The mounting claustrophobia and tense action couldn’t be nearly as successful if the movie wasn’t rooted in interesting, equally compelling relationships. Julia’s connections to both her husband (Lluís Homar) and her deceased sister are complex and believable, and both relationships end up acting as serious motivation for Rueda’s Julia. As Julia’s eyesight deteriorates, her relationships fall to the wayside. She moves insularly, she fights paranoia, and as she does so do we. If this film shines in one area, it is in effective in cruelly putting us in Julia’s shoes.

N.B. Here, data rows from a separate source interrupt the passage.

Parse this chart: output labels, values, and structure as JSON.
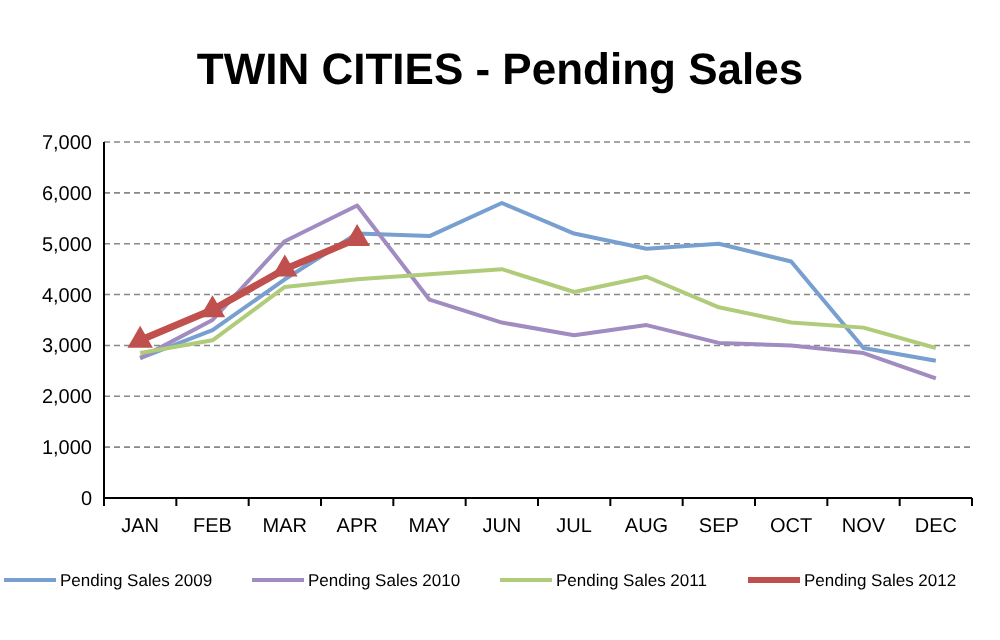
{
  "chart_data": {
    "type": "line",
    "title": "TWIN CITIES - Pending Sales",
    "categories": [
      "JAN",
      "FEB",
      "MAR",
      "APR",
      "MAY",
      "JUN",
      "JUL",
      "AUG",
      "SEP",
      "OCT",
      "NOV",
      "DEC"
    ],
    "series": [
      {
        "name": "Pending Sales 2009",
        "color": "#779fcf",
        "values": [
          2750,
          3300,
          4300,
          5200,
          5150,
          5800,
          5200,
          4900,
          5000,
          4650,
          2950,
          2700
        ],
        "marker": "none"
      },
      {
        "name": "Pending Sales 2010",
        "color": "#a08cc0",
        "values": [
          2750,
          3500,
          5050,
          5750,
          3900,
          3450,
          3200,
          3400,
          3050,
          3000,
          2850,
          2350
        ],
        "marker": "none"
      },
      {
        "name": "Pending Sales 2011",
        "color": "#b0cc7a",
        "values": [
          2850,
          3100,
          4150,
          4300,
          4400,
          4500,
          4050,
          4350,
          3750,
          3450,
          3350,
          2950
        ],
        "marker": "none"
      },
      {
        "name": "Pending Sales 2012",
        "color": "#c0504d",
        "values": [
          3100,
          3700,
          4500,
          5100,
          null,
          null,
          null,
          null,
          null,
          null,
          null,
          null
        ],
        "marker": "triangle"
      }
    ],
    "ylim": [
      0,
      7000
    ],
    "yticks": [
      {
        "value": 0,
        "label": "0"
      },
      {
        "value": 1000,
        "label": "1,000"
      },
      {
        "value": 2000,
        "label": "2,000"
      },
      {
        "value": 3000,
        "label": "3,000"
      },
      {
        "value": 4000,
        "label": "4,000"
      },
      {
        "value": 5000,
        "label": "5,000"
      },
      {
        "value": 6000,
        "label": "6,000"
      },
      {
        "value": 7000,
        "label": "7,000"
      }
    ],
    "grid": "y",
    "legend": "bottom"
  }
}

Once all of the groundwork is laid and the exposition begins, the film’s footing falters ever so slightly. The film’s baddie, played by Pablo Derqui, is a conceptually interesting villain who spends far too much time defending his actions and explaining his intentions. That said, credit is due for his participation in some incredibly tense scenes. His on-screen chemistry with Julia, terrifying though it may be, is evident. Director Guillem Morales also knows how to use dementia-addled old people to their greatest potential, and even twists the formula satisfyingly, but let’s not forget that they are a well-worn trope. Julia’s Eyes doesn’t upend a genre, nor does it try to. It simply aims to be an invigorating genre exercise, and in this it succeeds.